Нил знал, что его отец прекрасно разбирался в таких вещах. Джун не хотела и слышать о религии как об осмысленной форме существования человеческого сознания. Для нее она была собранием легенд, важных и интересных; легенд, которые она любила слушать, как сказки. И все же это были легенды, в которых изображалось то, о чем люди страстно мечтали, но не то, что было на самом деле.

Религия в конце концов стала тем камнем, о который разбились отношения Эдгара и Джун. Когда они начали бороться за свободу, она решила, что Бог, вера, ссылки на Библию являлись частью замшелой традиции, которая держала под своей пятой всех и каждого.
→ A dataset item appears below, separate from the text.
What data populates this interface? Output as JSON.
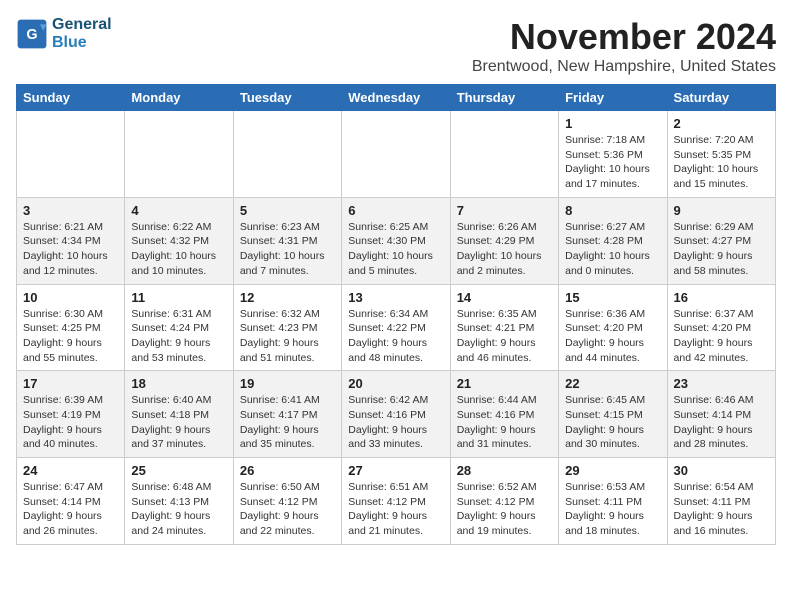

Джун отвергла религию и фактически заставила Эдгара сделать выбор между ней и Богом. Иногда Нилу приходила в голову мысль: а не сложилась бы его жизнь совсем по-другому, если бы он действительно был сыном проповедника, а не того человека, каким стал его отец? Но кем был сам Эдгар, Нил затруднялся сказать.

Перед тем как встретиться с Эдгаром, Хардкор допустил ляп. Он слышал, что Эдгар занимал место сенатора, и поэтому стал расспрашивать Нила о Вашингтоне.

— Ты специально прилетел сюда на эту встречу? А где в Вашингтоне ты ошиваешься, приятель? У меня там есть родственники.

Нил объяснил ему, когда они собирались сесть в лимузин, где их ждал Ти-Рок.

— Понимаешь, он совсем не тот сенатор.

— Ты хочешь сказать, что его не выбрали?

— Нет, он избран, но он сенатор штата. Существуют два типа сенаторов, дружище.

— Понятно, — сказал Хардкор, а затем добавил: — Все равно не говори ничего Ти-Року.

В тот день Эдгар был в ударе. Он был окрылен новой идеей. Его охватило невероятное возбуждение. У него выкатились глаза, и он так размахивал руками, что Нил стал опасаться, как бы его отец ненароком не высадил стекло в лимузине. Эдгар проникся самыми теплыми чувствами к этим парням, Хардкору и Ти-Року; они были для него вроде приемных детей. Сидя там, в углу, окруженный всей этой роскошью — дорогой деревянной отделкой внутренних поверхностей, хрустальными графинами и фужерами, сиденьями с мягчайшей бархатистой кожей, Нил подумал, что в Эдгаре скрывается источник неистовой, неиссякаемой ярости, которой ему никогда не понять.

Незабываемая была сцена: Нил и Эдгар друг напротив друга на задних сиденьях, и два быка, Ти-Рок и Хардкор, на переднем. От одного из них исходила ужасная вонь. Очевидно, этот бандит не мылся по меньшей мере с полгода. Эдгар ораторствовал, словно стоял на трибуне перед многотысячной толпой:

— Будущее, я вижу будущее.

Они не хотели и слышать об этом.

— Братишка Кан-Эль страдает за всех нас, нужно подумать о нем, приятель, — нудно бил в одну точку Ти-Рок. — Мы тут хотим договориться насчет него. Если от нас что-то нужно, за нами дело не станет, только скажи.

Эдгар сказал:

— Вы думаете, мне нужны деньги? Нет, дело не в этом. Если речь о деньгах, то вы сами заработаете на этом деньги.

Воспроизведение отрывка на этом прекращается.